Blackmores succumbs to China syndrome but ready for seizure of Indonesia

Posted by AFN Staff Writers on 31st October 2016

Blackmores records big profit for third quarter

On Thursday 27 October, 2016, Blackmores reported its first quarter (September quarter) results for FY17.

The group sales of AUD $149 million was 8.1 per cent down on the previous corresponding quarter, and the net profit after tax was down 46.6 per cent to AUD $12 million.

Christine Holgate, Chief Executive Officer, was upbeat: “Though trading conditions were challenging at the start of the financial year, we finished the quarter in a stronger position than we started with improved sales and profitability momentum.”

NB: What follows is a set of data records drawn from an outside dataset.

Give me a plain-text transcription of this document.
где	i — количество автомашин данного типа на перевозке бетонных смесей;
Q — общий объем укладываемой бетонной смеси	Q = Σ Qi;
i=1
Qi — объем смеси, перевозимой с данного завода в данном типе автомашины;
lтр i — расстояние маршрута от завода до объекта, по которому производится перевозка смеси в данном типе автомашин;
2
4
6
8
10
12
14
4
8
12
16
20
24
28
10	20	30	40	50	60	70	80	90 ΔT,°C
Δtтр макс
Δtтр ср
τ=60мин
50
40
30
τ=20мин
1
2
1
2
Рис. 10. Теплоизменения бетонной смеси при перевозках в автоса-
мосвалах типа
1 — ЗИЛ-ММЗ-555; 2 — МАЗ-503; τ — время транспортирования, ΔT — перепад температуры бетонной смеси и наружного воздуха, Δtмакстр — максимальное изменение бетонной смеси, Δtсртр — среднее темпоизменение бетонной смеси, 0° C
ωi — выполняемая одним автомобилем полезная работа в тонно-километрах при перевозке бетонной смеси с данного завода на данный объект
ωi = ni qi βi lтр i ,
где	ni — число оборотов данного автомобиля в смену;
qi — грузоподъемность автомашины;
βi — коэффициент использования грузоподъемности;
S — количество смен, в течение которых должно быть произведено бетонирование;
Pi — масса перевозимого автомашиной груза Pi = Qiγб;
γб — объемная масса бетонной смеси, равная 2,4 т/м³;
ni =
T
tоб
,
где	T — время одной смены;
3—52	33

Indonesia part of a big future

During September, Blackmores launched in Indonesia with encouraging early sales. The current range of 17 products is expected to grow to 29 in more than 1200 retail outlets. An e-commerce presence is planned by the end of FY17.

China Syndrome

The fall in performance has been attributed by the company to the reduction of excess stock by Australian retailers and the changing buying patterns of Chinese exporters.

Blackmores estimates that the impact of reducing excess stock to be AUD $17 million, while the impact of the changes to the way exporters buy through Australian retailers is estimated to have depressed the sales by a further AUD $28 million.

CEO Holgate stated: “Blackmores Australia sales were down 40 per cent compared to the prior corresponding period as Chinese exporters transitioned to new channels and Australian retailers worked through excess stock.”

She further explained: “Importantly, consumer demand remains high, though our profit result for the first quarter was impacted by softer sales in Australia primarily as a result of changes in the export market which previously was largely serviced through Australian retailers.”

A fresh approach to growth in China

The company is focused on once more launching its nutritional foods, in partnership with Bega, in the China retail market during the December quarter of FY17 following the recent approval of labels that meet China’s stricter new food labelling regulations.